One of my great fascinations is to see how an artist’s life is expressed in his creations—to explore the young Wilde, I got to do some “literary archeology,” and look at his early writings, before he developed his voice, and see if I could uncover the traces of the writer he would become.

What surprised you the most about the literature that you read? One of the surprises was to discover how green Oscar Wilde was: his early lectures are described as dull and his voice unmusical. The lectures are very dry, and not filled with the humor we associate with Wilde. That led me to think that there was a “new” Oscar to be discovered in America, and perhaps those discoveries start early on in his tour, in his time with Whitman.

What did you see as the driving forces in the lives of the young and wealthy Wilde and the famous but poor and aging Whitman, especially during their encounter? In Mickle Street, I made decisions about what I felt these men would want from one another. In my mind, aside from the dialectics, the two men debate on their own viewpoints on Art, Science, and Beauty. I wanted to explore how a young man wants the approbation of respect and age; and the older man wants the energy and fearlessness of youth.

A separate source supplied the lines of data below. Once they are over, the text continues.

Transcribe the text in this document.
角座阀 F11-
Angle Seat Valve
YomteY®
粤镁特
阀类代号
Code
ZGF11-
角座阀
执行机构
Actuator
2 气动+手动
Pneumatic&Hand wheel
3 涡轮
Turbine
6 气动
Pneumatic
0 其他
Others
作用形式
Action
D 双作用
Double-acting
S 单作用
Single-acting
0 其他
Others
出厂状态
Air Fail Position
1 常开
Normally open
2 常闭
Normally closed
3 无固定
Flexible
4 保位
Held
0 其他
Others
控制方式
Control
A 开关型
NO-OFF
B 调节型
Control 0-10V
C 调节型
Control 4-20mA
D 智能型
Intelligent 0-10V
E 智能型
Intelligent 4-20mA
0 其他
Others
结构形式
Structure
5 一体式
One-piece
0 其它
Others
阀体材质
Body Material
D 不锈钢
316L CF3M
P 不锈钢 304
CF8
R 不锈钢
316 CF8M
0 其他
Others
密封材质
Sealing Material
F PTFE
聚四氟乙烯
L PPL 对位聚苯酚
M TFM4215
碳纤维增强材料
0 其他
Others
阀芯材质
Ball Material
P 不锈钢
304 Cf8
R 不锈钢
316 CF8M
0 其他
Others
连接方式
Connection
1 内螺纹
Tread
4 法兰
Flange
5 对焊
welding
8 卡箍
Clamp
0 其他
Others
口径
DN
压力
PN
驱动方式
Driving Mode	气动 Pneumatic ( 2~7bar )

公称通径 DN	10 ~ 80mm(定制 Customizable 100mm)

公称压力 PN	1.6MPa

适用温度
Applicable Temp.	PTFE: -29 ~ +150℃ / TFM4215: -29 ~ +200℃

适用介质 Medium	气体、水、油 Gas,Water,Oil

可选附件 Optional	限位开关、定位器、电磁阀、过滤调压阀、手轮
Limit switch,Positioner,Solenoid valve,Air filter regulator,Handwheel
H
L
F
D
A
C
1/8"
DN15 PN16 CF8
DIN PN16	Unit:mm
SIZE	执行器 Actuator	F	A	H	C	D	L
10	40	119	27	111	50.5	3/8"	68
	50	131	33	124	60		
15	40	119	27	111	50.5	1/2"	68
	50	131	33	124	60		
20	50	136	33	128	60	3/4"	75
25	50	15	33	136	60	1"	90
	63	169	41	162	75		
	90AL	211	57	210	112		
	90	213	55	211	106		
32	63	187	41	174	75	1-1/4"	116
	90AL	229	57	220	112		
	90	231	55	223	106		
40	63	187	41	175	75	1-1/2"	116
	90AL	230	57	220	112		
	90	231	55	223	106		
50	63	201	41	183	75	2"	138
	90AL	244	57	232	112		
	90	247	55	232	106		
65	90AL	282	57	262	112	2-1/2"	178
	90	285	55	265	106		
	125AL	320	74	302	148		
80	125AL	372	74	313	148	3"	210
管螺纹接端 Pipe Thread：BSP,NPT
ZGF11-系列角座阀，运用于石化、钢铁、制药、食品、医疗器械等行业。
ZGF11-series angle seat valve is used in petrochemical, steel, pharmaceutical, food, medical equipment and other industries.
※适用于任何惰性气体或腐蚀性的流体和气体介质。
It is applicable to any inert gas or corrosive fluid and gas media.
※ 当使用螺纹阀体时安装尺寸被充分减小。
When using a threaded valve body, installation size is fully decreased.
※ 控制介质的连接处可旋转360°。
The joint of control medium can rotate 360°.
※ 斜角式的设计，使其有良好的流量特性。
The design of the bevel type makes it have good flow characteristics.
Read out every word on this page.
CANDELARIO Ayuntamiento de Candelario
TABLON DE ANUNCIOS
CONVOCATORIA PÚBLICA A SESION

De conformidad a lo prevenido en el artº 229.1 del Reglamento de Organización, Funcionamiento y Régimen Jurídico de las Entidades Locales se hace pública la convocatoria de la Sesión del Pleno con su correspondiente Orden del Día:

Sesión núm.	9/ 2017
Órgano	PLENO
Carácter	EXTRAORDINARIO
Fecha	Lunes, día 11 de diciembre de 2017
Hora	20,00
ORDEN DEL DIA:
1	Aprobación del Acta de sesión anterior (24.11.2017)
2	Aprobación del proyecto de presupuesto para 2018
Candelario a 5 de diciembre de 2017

A number of writers have speculated that Wilde and Whitman had an erotic encounter. What was your sense of the evidence, or lack of evidence? Wilde’s famous quote, “I have the kiss of Walt Whitman still on my lips,” actually is a statement Wilde made after his second visit with Whitman, in April of 1882. It has been hotly debated what Wilde meant by this, although one thing is certain: Wilde loved the notoriety the statement gave him, and saw that it was well documented.

In truth, there is little to suggest that Wilde had any homosexual encounters before 1885, which is years after the meeting with Whitman. In fact, Wilde had recently been thwarted in a marriage proposal to Florence Balcombe. His own letter suggests that the proposal was in earnest, and that he was quite shattered by her refusal. He went to lengths to have his letters and mementos returned. In the years following the visit to Whitman, Wilde would court and wed Constance Mary Lloyd, and they would have two children together. I chose to draw from these facts that Wilde did not have a sexual relationship with Whitman—although the tension and sexual curiosity of a young man is present.